第146話

文字数 483文字

 千城は間合いを無造作に詰めた、颯来に動揺が見られれば千城は攻撃してきただろう。颯来は千城のその意図を分かって、逆に千城が止まったところで誘いをかけた。千城が反応したら颯来も打って出るつもりだったが、千城も颯来に打つ気が無いのを読んでいた。

 再び剣先が触れ合う間合いに戻り、仕切り直す。千城の目が颯来を射抜く。
(目を逸らすな。呼吸を読まれるな。重心を悟られるな)
 颯来は千城の驚異的な能力の原点が、その目にあることを知っている。
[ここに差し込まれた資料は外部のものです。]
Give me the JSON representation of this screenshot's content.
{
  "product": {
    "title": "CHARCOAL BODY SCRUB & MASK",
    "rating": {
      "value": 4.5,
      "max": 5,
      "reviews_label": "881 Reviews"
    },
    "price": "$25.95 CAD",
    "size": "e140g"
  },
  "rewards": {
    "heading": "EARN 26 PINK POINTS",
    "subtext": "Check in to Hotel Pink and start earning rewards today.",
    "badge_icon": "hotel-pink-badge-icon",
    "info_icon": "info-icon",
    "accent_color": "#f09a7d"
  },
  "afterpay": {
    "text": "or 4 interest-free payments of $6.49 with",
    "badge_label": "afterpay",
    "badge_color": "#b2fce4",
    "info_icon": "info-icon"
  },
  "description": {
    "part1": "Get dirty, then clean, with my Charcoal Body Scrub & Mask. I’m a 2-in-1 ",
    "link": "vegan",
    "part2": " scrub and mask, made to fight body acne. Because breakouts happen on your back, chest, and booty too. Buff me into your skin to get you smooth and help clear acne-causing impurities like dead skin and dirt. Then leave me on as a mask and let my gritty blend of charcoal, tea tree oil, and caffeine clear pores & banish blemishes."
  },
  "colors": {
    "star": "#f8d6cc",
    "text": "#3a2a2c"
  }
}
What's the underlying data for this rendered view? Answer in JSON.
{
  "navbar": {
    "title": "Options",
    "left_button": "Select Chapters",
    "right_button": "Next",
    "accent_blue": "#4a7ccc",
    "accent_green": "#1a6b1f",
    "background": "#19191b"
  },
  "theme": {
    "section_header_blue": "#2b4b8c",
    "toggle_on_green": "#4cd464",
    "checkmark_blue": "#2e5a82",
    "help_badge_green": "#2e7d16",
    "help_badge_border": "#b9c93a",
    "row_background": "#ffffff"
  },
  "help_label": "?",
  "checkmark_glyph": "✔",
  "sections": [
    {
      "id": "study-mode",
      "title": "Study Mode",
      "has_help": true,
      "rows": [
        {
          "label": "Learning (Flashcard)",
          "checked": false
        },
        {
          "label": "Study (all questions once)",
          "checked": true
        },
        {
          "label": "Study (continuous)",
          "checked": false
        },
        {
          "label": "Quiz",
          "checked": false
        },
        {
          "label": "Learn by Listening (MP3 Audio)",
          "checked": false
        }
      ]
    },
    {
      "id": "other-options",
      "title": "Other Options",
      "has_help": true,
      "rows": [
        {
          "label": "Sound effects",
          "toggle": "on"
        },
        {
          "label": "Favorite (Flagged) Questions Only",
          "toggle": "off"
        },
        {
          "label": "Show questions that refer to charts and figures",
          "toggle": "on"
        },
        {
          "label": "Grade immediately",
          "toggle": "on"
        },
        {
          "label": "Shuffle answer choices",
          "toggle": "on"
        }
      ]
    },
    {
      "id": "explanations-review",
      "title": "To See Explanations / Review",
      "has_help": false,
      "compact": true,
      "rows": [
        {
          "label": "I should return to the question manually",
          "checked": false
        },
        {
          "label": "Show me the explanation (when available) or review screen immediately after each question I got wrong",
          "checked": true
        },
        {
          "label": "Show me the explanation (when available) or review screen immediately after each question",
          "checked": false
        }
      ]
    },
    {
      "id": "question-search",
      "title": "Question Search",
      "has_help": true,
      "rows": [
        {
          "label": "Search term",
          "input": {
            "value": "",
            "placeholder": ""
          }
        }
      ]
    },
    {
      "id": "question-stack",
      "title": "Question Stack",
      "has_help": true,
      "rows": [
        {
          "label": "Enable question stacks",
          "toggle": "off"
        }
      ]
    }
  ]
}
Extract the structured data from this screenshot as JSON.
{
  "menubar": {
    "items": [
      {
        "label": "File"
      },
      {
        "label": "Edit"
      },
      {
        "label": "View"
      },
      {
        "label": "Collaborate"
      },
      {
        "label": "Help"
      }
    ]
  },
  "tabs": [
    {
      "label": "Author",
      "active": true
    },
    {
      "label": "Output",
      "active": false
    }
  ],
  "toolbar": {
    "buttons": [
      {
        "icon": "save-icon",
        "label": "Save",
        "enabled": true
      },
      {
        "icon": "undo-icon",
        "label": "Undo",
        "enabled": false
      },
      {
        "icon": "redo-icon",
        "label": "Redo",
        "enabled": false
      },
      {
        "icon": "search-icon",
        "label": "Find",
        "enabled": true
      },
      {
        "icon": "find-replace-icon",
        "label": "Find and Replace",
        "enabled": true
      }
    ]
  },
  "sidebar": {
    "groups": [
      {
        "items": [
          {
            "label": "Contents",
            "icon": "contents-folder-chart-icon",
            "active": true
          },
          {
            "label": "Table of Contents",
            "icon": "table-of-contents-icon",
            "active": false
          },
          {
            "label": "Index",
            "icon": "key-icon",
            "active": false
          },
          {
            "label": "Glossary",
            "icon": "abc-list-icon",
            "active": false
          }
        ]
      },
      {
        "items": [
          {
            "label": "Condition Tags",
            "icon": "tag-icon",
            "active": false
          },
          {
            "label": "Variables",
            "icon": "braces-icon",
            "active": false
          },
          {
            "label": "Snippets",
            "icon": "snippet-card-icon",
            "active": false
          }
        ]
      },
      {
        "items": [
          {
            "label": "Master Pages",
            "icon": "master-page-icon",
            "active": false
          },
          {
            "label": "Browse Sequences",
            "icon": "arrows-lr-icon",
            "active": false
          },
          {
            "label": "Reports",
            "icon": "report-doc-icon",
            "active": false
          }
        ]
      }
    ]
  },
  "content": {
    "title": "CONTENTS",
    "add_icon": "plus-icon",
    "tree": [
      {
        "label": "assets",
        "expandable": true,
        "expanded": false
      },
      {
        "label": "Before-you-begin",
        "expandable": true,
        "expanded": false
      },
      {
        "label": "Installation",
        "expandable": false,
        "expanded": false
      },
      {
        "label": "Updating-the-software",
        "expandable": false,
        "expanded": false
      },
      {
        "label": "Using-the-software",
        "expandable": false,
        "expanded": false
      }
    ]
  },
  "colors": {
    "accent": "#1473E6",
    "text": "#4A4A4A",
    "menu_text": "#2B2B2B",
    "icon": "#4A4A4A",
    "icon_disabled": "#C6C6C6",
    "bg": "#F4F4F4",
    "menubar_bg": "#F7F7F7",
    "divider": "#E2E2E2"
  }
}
全てはその情報収集による予測から始まり、実行できる身体能力が千城武彦の強さの秘密である。


「集中すると、相手の呼吸で流れる空気みたいなものも見えるぜ」
 千城は常人では理解できないことを言っていた。
「目を見てると、次どこを見るか予測できる。目の周りの筋肉がそいつの感情を教えてくれる」
 テレビに出てくるメンタリスト、超能力者、占い師、教祖様その類のことを言う。
「袴の中の下半身を見るんだ。全ての動作は下半身のバランスで保たれている。俺くらいになると足の指をみればどうなってるか分かるけどな」
 袴の中はスッポンポンだ。とっておきの一振りがある。